• Le #Nobel de #chimie [français] 2016 avait tout faux (!)

    L‘attribution du prix Nobel de chimie 2016 à un trio comprenant Jean-Pierre Sauvage a déclenché l’habituel flot de félicitations des responsables politiques. Président de la République, ou espérant l’être un jour, ministres en activité, ou espérant l’être un jour… tous y vont de leur cocorico. Mais la bonne question est : faut-il les féliciter, eux ? Conduisent-ils, aujourd’hui, des politiques pour l’enseignement supérieur et la recherche permettant d’espérer de futurs Nobel ?

    La carrière de Jean-Pierre Sauvage permet de répondre. Par la négative. En résumé, pour avoir le Nobel, il faut faire le contraire de tout ce que préconisent les gouvernants : instabilité professionnelle, précarité sociale, bougeotte disciplinaire et géographique, recherche des sujets à la mode qui donnent rapidement des résultats prévus à l’avance dans des demandes de financements auprès d’Agences qui mettent en compétition les chercheurs. Une politique de gribouille, où l’emphase permanente du discours (le mot « excellence » mis à toutes les sauces) cache mal une décision politique majeure : ne plus augmenter l’effort de recherche public, le réorienter en diminuant les efforts de la recherche de base, précariser le plus possible les personnels (chercheurs, ingénieurs, techniciens). Si cette politique s’est heurtée à de nombreuses actions depuis 2007 (mouvements sociaux, associations SLR, SLU, cris d’alarme de scientifiques de renom…) et a donc été freinée, ses dégâts sont patents.

    Thèse brillante, il entre donc directement au CNRS l’année de sa thèse, en 1971 (un truc dont plus personne ne rêve dans les labos où passer sa thèse signifie démarrer une phase de CDD) et y reste jusqu’en 2009 (retraite, mais il continue de travailler comme « émérite »). Il représente donc le type même du chercheur « fonctionnaire » (en fait seulement depuis 1982) qui, selon Nicolas Sarkozy lors d’un discours célèbre le 22 janvier 2009, viendrait au labo parce que « c’est chauffé et il y a de la lumière ». Or, c’est justement ce statut qui permet aux scientifiques recrutés sur concours, largement ouvert à l’international aujourd’hui, de se consacrer entièrement à leur sujet de recherche.
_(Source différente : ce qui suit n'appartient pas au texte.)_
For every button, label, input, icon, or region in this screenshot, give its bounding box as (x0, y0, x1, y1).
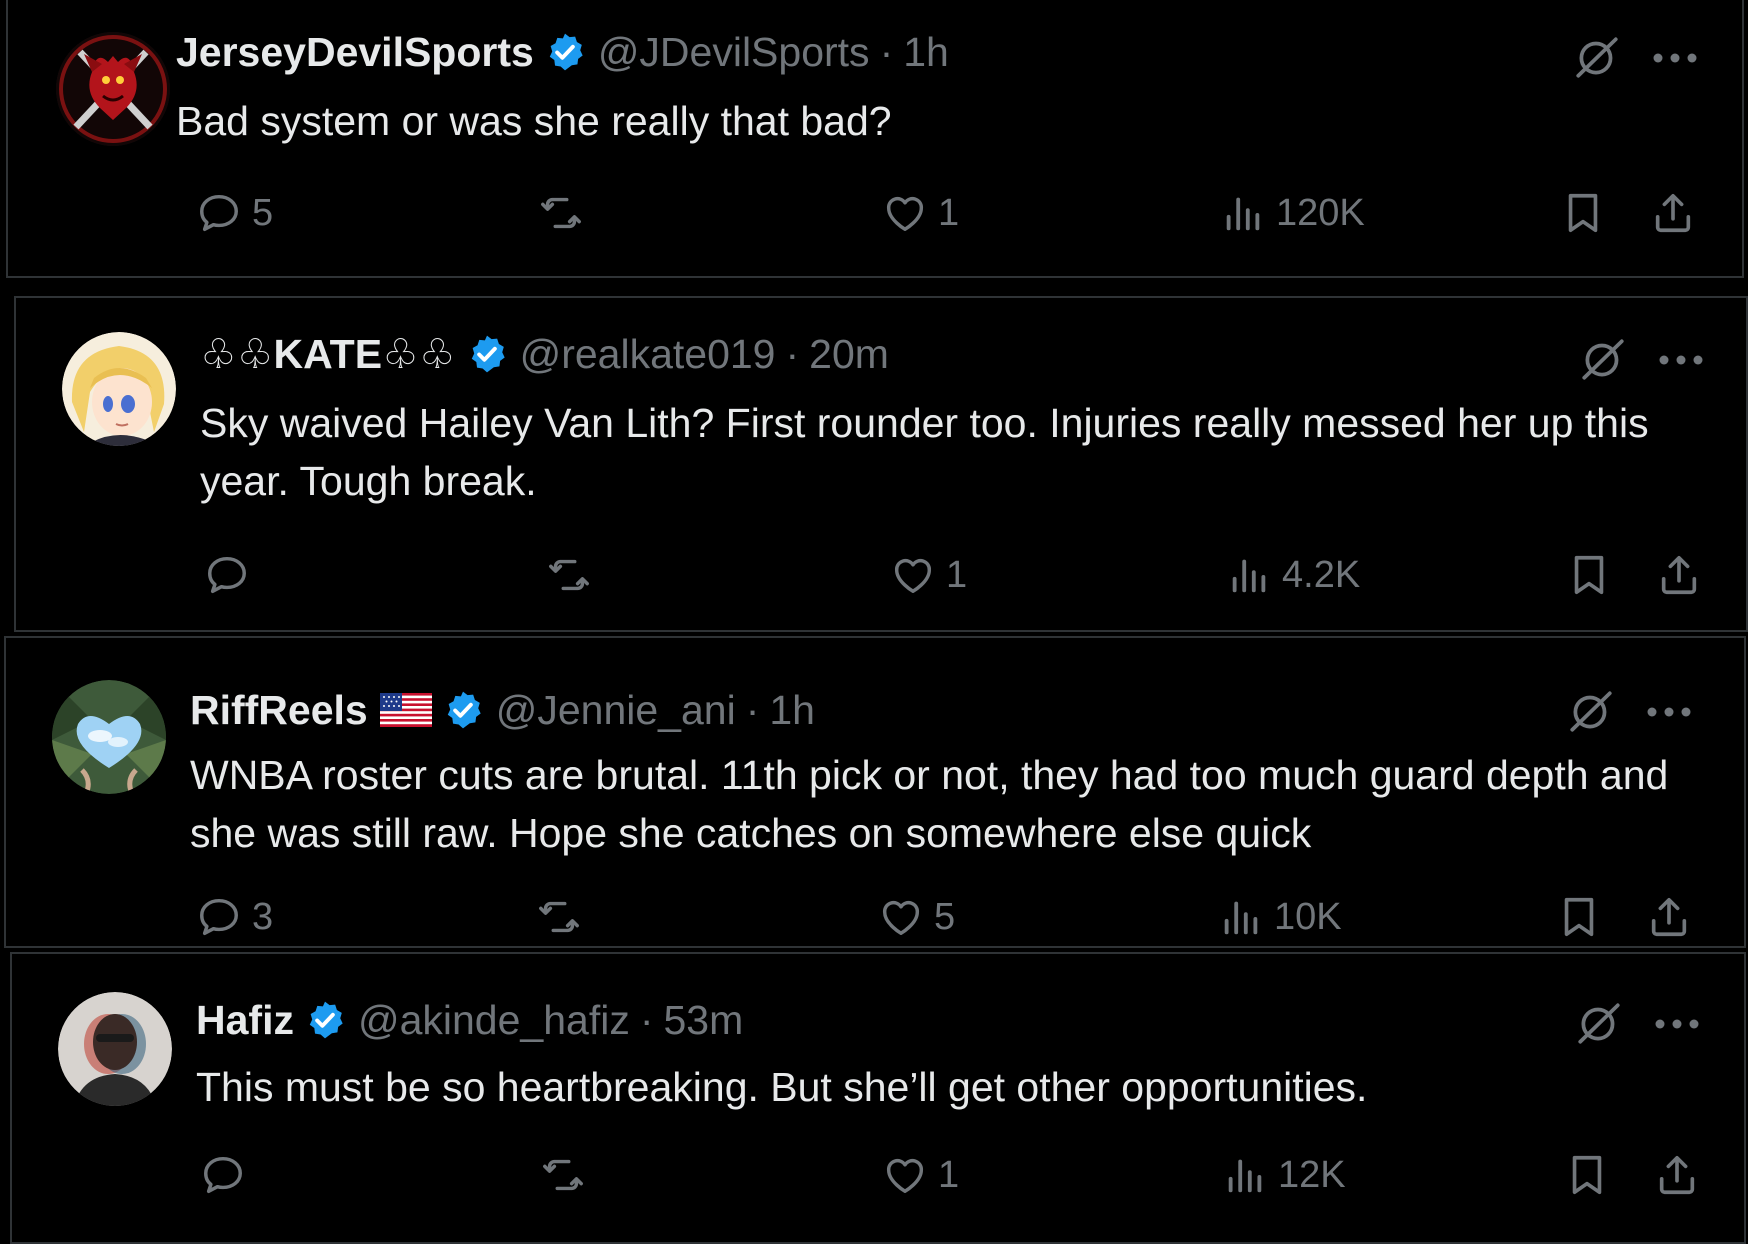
avatar[interactable] (58, 992, 172, 1106)
tweet-text: Sky waived Hailey Van Lith? First rounde… (200, 400, 1649, 504)
like-count: 1 (946, 553, 968, 596)
heart-sky-avatar-icon (52, 680, 166, 794)
grok-icon[interactable] (1578, 334, 1628, 384)
like-icon (882, 1152, 928, 1198)
like-button[interactable]: 1 (882, 1152, 959, 1198)
views-icon (1222, 1152, 1268, 1198)
reply-button[interactable]: 3 (196, 894, 273, 940)
handle[interactable]: @akinde_hafiz (358, 995, 630, 1045)
bookmark-icon[interactable] (1564, 1152, 1610, 1198)
bookmark-icon[interactable] (1556, 894, 1602, 940)
tweet-3[interactable]: RiffReels @Jennie_ani · 1h WNBA roster c… (4, 636, 1746, 948)
avatar[interactable] (62, 332, 176, 446)
tweet-header: Hafiz @akinde_hafiz · 53m (196, 995, 743, 1045)
views-count: 10K (1274, 895, 1342, 938)
display-name[interactable]: JerseyDevilSports (176, 27, 534, 77)
avatar[interactable] (52, 680, 166, 794)
avatar[interactable] (56, 32, 170, 146)
like-count: 1 (938, 1153, 960, 1196)
reply-count: 3 (252, 895, 274, 938)
views-button[interactable]: 10K (1218, 894, 1342, 940)
repost-button[interactable] (538, 190, 584, 236)
verified-icon[interactable] (442, 689, 484, 731)
verified-icon[interactable] (304, 999, 346, 1041)
like-count: 1 (938, 191, 960, 234)
repost-icon (546, 552, 592, 598)
timestamp[interactable]: 20m (809, 329, 889, 379)
timestamp[interactable]: 1h (903, 27, 949, 77)
handle[interactable]: @realkate019 (520, 329, 776, 379)
repost-button[interactable] (536, 894, 582, 940)
views-icon (1220, 190, 1266, 236)
views-button[interactable]: 4.2K (1226, 552, 1360, 598)
reply-icon (204, 552, 250, 598)
share-icon[interactable] (1656, 552, 1702, 598)
timestamp[interactable]: 1h (769, 685, 815, 735)
display-name[interactable]: ♧♧KATE♧♧ (200, 329, 456, 379)
views-icon (1226, 552, 1272, 598)
like-icon (878, 894, 924, 940)
tweet-header: ♧♧KATE♧♧ @realkate019 · 20m (200, 329, 889, 379)
grok-icon[interactable] (1574, 998, 1624, 1048)
like-count: 5 (934, 895, 956, 938)
handle[interactable]: @JDevilSports (598, 27, 870, 77)
like-button[interactable]: 1 (882, 190, 959, 236)
repost-icon (540, 1152, 586, 1198)
tweet-2[interactable]: ♧♧KATE♧♧ @realkate019 · 20m Sky waived H… (14, 296, 1748, 632)
grok-icon[interactable] (1566, 686, 1616, 736)
reply-icon (196, 190, 242, 236)
bookmark-icon[interactable] (1566, 552, 1612, 598)
more-icon[interactable] (1654, 1018, 1700, 1030)
anime-girl-avatar-icon (62, 332, 176, 446)
tweet-1[interactable]: JerseyDevilSports @JDevilSports · 1h Bad… (6, 0, 1744, 278)
tweet-text: WNBA roster cuts are brutal. 11th pick o… (190, 752, 1669, 856)
repost-button[interactable] (540, 1152, 586, 1198)
more-icon[interactable] (1652, 52, 1698, 64)
timestamp[interactable]: 53m (663, 995, 743, 1045)
reply-icon (200, 1152, 246, 1198)
repost-icon (538, 190, 584, 236)
share-icon[interactable] (1650, 190, 1696, 236)
reply-button[interactable] (200, 1152, 246, 1198)
reply-count: 5 (252, 191, 274, 234)
tweet-text: Bad system or was she really that bad? (176, 98, 892, 144)
separator-dot: · (879, 29, 894, 75)
repost-icon (536, 894, 582, 940)
views-button[interactable]: 12K (1222, 1152, 1346, 1198)
views-count: 4.2K (1282, 553, 1361, 596)
separator-dot: · (785, 331, 800, 377)
handle[interactable]: @Jennie_ani (496, 685, 736, 735)
views-count: 12K (1278, 1153, 1346, 1196)
views-button[interactable]: 120K (1220, 190, 1365, 236)
like-icon (890, 552, 936, 598)
devil-logo-avatar-icon (56, 32, 170, 146)
grok-icon[interactable] (1572, 32, 1622, 82)
more-icon[interactable] (1646, 706, 1692, 718)
like-button[interactable]: 5 (878, 894, 955, 940)
reply-icon (196, 894, 242, 940)
share-icon[interactable] (1646, 894, 1692, 940)
us-flag-icon (379, 693, 432, 727)
like-icon (882, 190, 928, 236)
tweet-text: This must be so heartbreaking. But she’l… (196, 1064, 1368, 1110)
reply-button[interactable]: 5 (196, 190, 273, 236)
bookmark-icon[interactable] (1560, 190, 1606, 236)
share-icon[interactable] (1654, 1152, 1700, 1198)
portrait-avatar-icon (58, 992, 172, 1106)
views-count: 120K (1276, 191, 1365, 234)
display-name[interactable]: Hafiz (196, 995, 294, 1045)
reply-button[interactable] (204, 552, 250, 598)
tweet-header: JerseyDevilSports @JDevilSports · 1h (176, 27, 949, 77)
display-name[interactable]: RiffReels (190, 685, 368, 735)
verified-icon[interactable] (466, 333, 508, 375)
tweet-4[interactable]: Hafiz @akinde_hafiz · 53m This must be s… (10, 952, 1746, 1244)
more-icon[interactable] (1658, 354, 1704, 366)
repost-button[interactable] (546, 552, 592, 598)
like-button[interactable]: 1 (890, 552, 967, 598)
separator-dot: · (639, 997, 654, 1043)
tweet-header: RiffReels @Jennie_ani · 1h (190, 685, 815, 735)
views-icon (1218, 894, 1264, 940)
separator-dot: · (745, 687, 760, 733)
verified-icon[interactable] (544, 31, 586, 73)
Tout en tissant des liens avec leurs pairs-concurrents-collaborateurs dans le monde et avec les universitaires, doctorants et autres personnels des laboratoires (aujourd’hui tous « mixtes » entre organismes de #recherche et #universités).

    C’est donc en ayant « tout faux » au regard des responsables politiques tous formés à Sciences-Po – Ena et complètement étrangers au monde de la science et des #laboratoires, que Jean-Pierre Sauvage construit une carrière qui, en creusant profond un même sillon, débouche sur des #avancées #scientifiques majeures.